Sakarya’da bugün yapılması gereken şey, yalnızca sorunları tespit etmek değil, insan odaklı projeler geliştirmektir. Gençlere yönelik etkinlikler, eğitim atölyeleri, spor alanları, psikolojik destek merkezleri, aile danışmanlık ofisleri… Kısacası, insanların birbirini anlamayı öğrendiği bir şehir inşa etmeliyiz. Bu noktada sadece yerel yöneticilere değil, herkese görev düşüyor. Siyasi partiler, sivil toplum kuruluşları, eğitim kurumları, medya temsilcileri ve en önemlisi biz vatandaşlar… Hepimiz bu zincirin bir halkasıyız. Birlikte hareket etmediğimiz sürece hiçbir çözüm kalıcı olmayacak.
Yetkililer artık sadece “yol yapmakla” övünmemeli. Toplumu bir arada tutacak sosyal projeler üretmeli. Çocuklarımızın, gençlerimizin sokakta şiddetle değil, sporla, sanatla, bilimle tanışmasını sağlamalıyız. Çünkü geleceği inşa etmenin en güçlü yolu insan yetiştirmektir.
Evet, Sakarya artık bir “asayiş bülteni” olarak anılıyor olabilir. Ama bu, sonsuza kadar böyle kalacak demek değildir. Yeter ki sorunlarımızı konuşmaktan çekinmeyelim, birlikte çözüm üretelim.

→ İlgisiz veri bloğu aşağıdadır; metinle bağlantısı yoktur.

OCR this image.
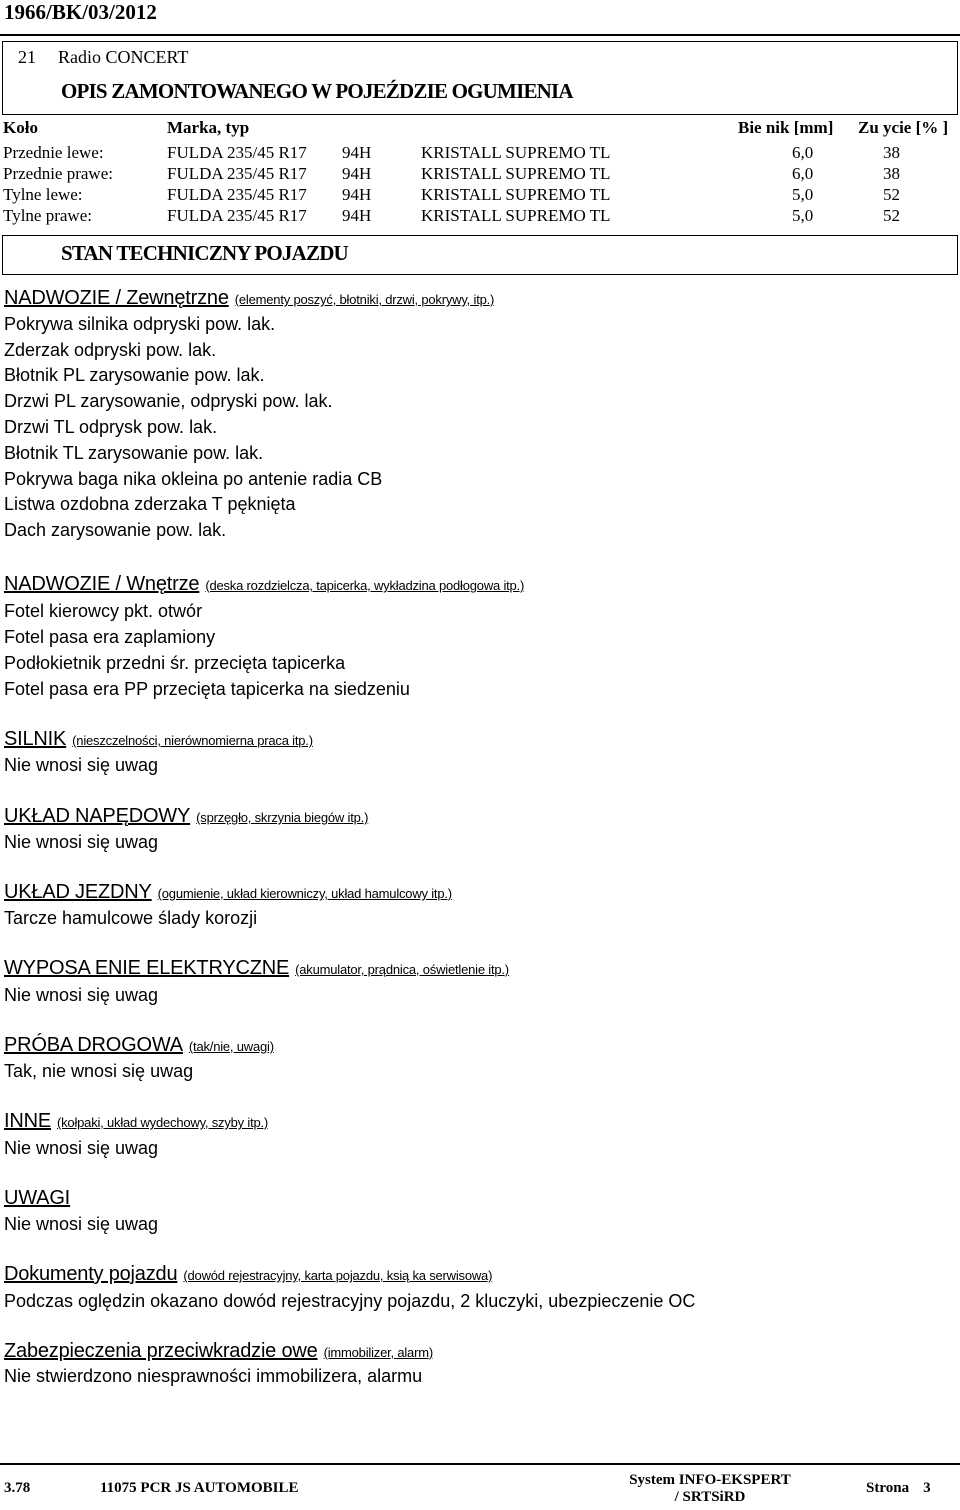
1966/BK/03/2012
21 Radio CONCERT
OPIS ZAMONTOWANEGO W POJEŹDZIE OGUMIENIA
Koło	Marka, typ	Bie nik [mm] Zu ycie [% ]
Przednie lewe:	FULDA 235/45 R17 94H	KRISTALL SUPREMO TL	6,0	38
Przednie prawe:	FULDA 235/45 R17 94H	KRISTALL SUPREMO TL	6,0	38
Tylne lewe:	FULDA 235/45 R17 94H	KRISTALL SUPREMO TL	5,0	52
Tylne prawe:	FULDA 235/45 R17 94H	KRISTALL SUPREMO TL	5,0	52
STAN TECHNICZNY POJAZDU
NADWOZIE / Zewnętrzne (elementy poszyć, błotniki, drzwi, pokrywy, itp.)
Pokrywa silnika odpryski pow. lak.
Zderzak odpryski pow. lak.
Błotnik PL zarysowanie pow. lak.
Drzwi PL zarysowanie, odpryski pow. lak.
Drzwi TL odprysk pow. lak.
Błotnik TL zarysowanie pow. lak.
Pokrywa baga nika okleina po antenie radia CB
Listwa ozdobna zderzaka T pęknięta
Dach zarysowanie pow. lak.
NADWOZIE / Wnętrze (deska rozdzielcza, tapicerka, wykładzina podłogowa itp.)
Fotel kierowcy pkt. otwór
Fotel pasa era zaplamiony
Podłokietnik przedni śr. przecięta tapicerka
Fotel pasa era PP przecięta tapicerka na siedzeniu
SILNIK (nieszczelności, nierównomierna praca itp.)
Nie wnosi się uwag
UKŁAD NAPĘDOWY (sprzęgło, skrzynia biegów itp.)
Nie wnosi się uwag
UKŁAD JEZDNY (ogumienie, układ kierowniczy, układ hamulcowy itp.)
Tarcze hamulcowe ślady korozji
WYPOSA ENIE ELEKTRYCZNE (akumulator, prądnica, oświetlenie itp.)
Nie wnosi się uwag
PRÓBA DROGOWA (tak/nie, uwagi)
Tak, nie wnosi się uwag
INNE (kołpaki, układ wydechowy, szyby itp.)
Nie wnosi się uwag
UWAGI
Nie wnosi się uwag
Dokumenty pojazdu (dowód rejestracyjny, karta pojazdu, ksią ka serwisowa)
Podczas oględzin okazano dowód rejestracyjny pojazdu, 2 kluczyki, ubezpieczenie OC
Zabezpieczenia przeciwkradzie owe (immobilizer, alarm)
Nie stwierdzono niesprawności immobilizera, alarmu
3.78	11075 PCR JS AUTOMOBILE	System INFO-EKSPERT
/ SRTSiRD
Strona 3
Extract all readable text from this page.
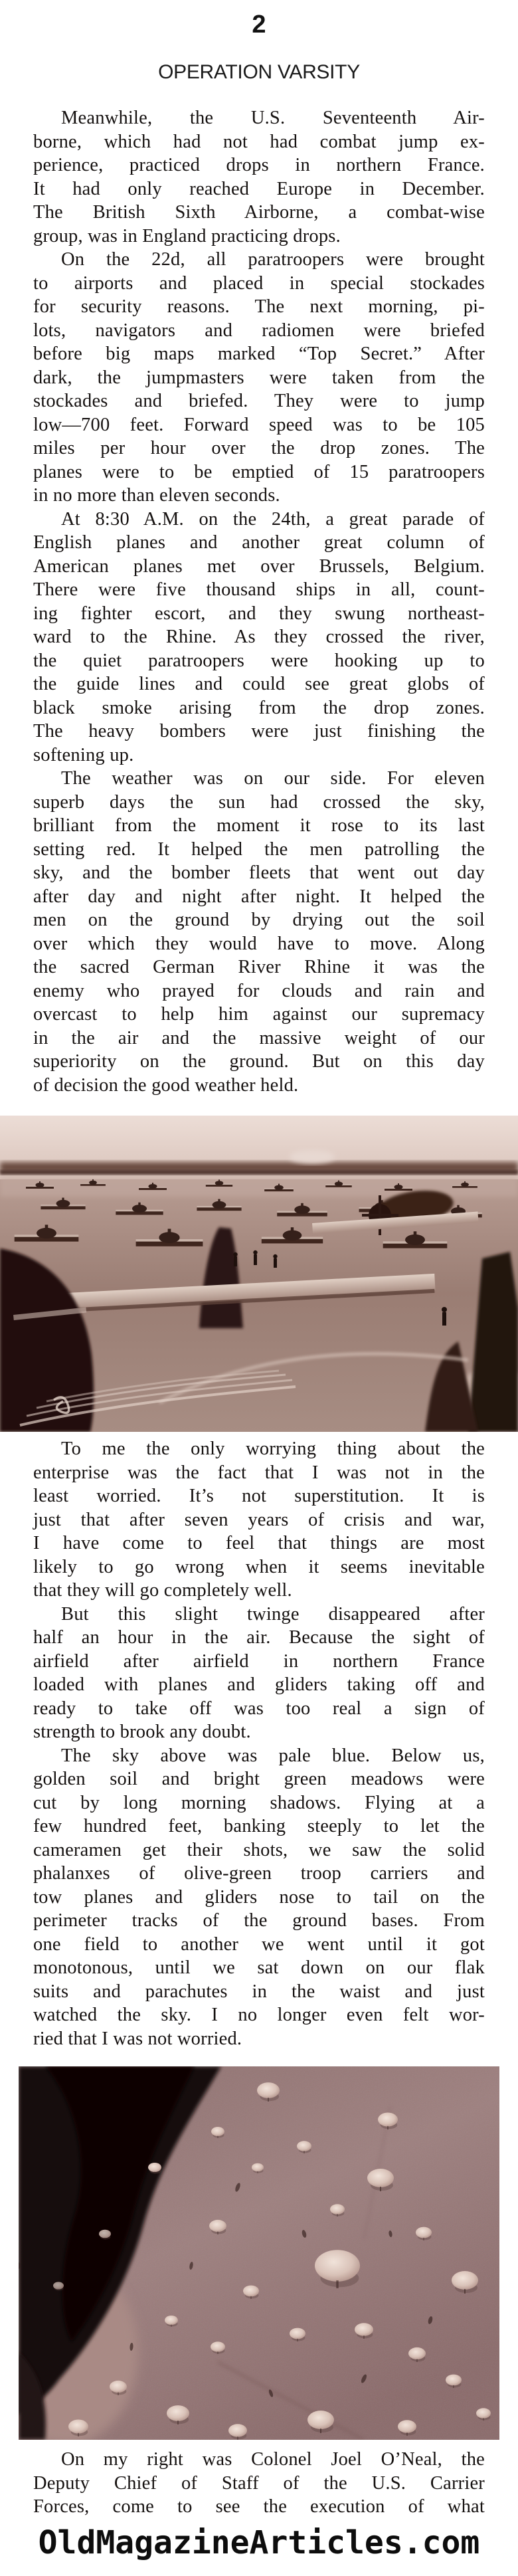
2
OPERATION VARSITY
Meanwhile, the U.S. Seventeenth Air-
borne, which had not had combat jump ex-
perience, practiced drops in northern France.
It had only reached Europe in December.
The British Sixth Airborne, a combat-wise
group, was in England practicing drops.
On the 22d, all paratroopers were brought
to airports and placed in special stockades
for security reasons. The next morning, pi-
lots, navigators and radiomen were briefed
before big maps marked “Top Secret.” After
dark, the jumpmasters were taken from the
stockades and briefed. They were to jump
low—700 feet. Forward speed was to be 105
miles per hour over the drop zones. The
planes were to be emptied of 15 paratroopers
in no more than eleven seconds.
At 8:30 A.M. on the 24th, a great parade of
English planes and another great column of
American planes met over Brussels, Belgium.
There were five thousand ships in all, count-
ing fighter escort, and they swung northeast-
ward to the Rhine. As they crossed the river,
the quiet paratroopers were hooking up to
the guide lines and could see great globs of
black smoke arising from the drop zones.
The heavy bombers were just finishing the
softening up.
The weather was on our side. For eleven
superb days the sun had crossed the sky,
brilliant from the moment it rose to its last
setting red. It helped the men patrolling the
sky, and the bomber fleets that went out day
after day and night after night. It helped the
men on the ground by drying out the soil
over which they would have to move. Along
the sacred German River Rhine it was the
enemy who prayed for clouds and rain and
overcast to help him against our supremacy
in the air and the massive weight of our
superiority on the ground. But on this day
of decision the good weather held.
To me the only worrying thing about the
enterprise was the fact that I was not in the
least worried. It’s not superstitution. It is
just that after seven years of crisis and war,
I have come to feel that things are most
likely to go wrong when it seems inevitable
that they will go completely well.
But this slight twinge disappeared after
half an hour in the air. Because the sight of
airfield after airfield in northern France
loaded with planes and gliders taking off and
ready to take off was too real a sign of
strength to brook any doubt.
The sky above was pale blue. Below us,
golden soil and bright green meadows were
cut by long morning shadows. Flying at a
few hundred feet, banking steeply to let the
cameramen get their shots, we saw the solid
phalanxes of olive-green troop carriers and
tow planes and gliders nose to tail on the
perimeter tracks of the ground bases. From
one field to another we went until it got
monotonous, until we sat down on our flak
suits and parachutes in the waist and just
watched the sky. I no longer even felt wor-
ried that I was not worried.
On my right was Colonel Joel O’Neal, the
Deputy Chief of Staff of the U.S. Carrier
Forces, come to see the execution of what
OldMagazineArticles.com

Bir şehrin kaderi, orada yaşayan insanların umuduyla şekillenir. O yüzden, “Daha iyi bir Sakarya için ne yapabiliriz?” sorusunu artık hep birlikte sormalıyız. Çünkü daha huzurlu, daha güvenli, daha mutlu bir Sakarya mümkün, yeter ki önceliği insana verelim.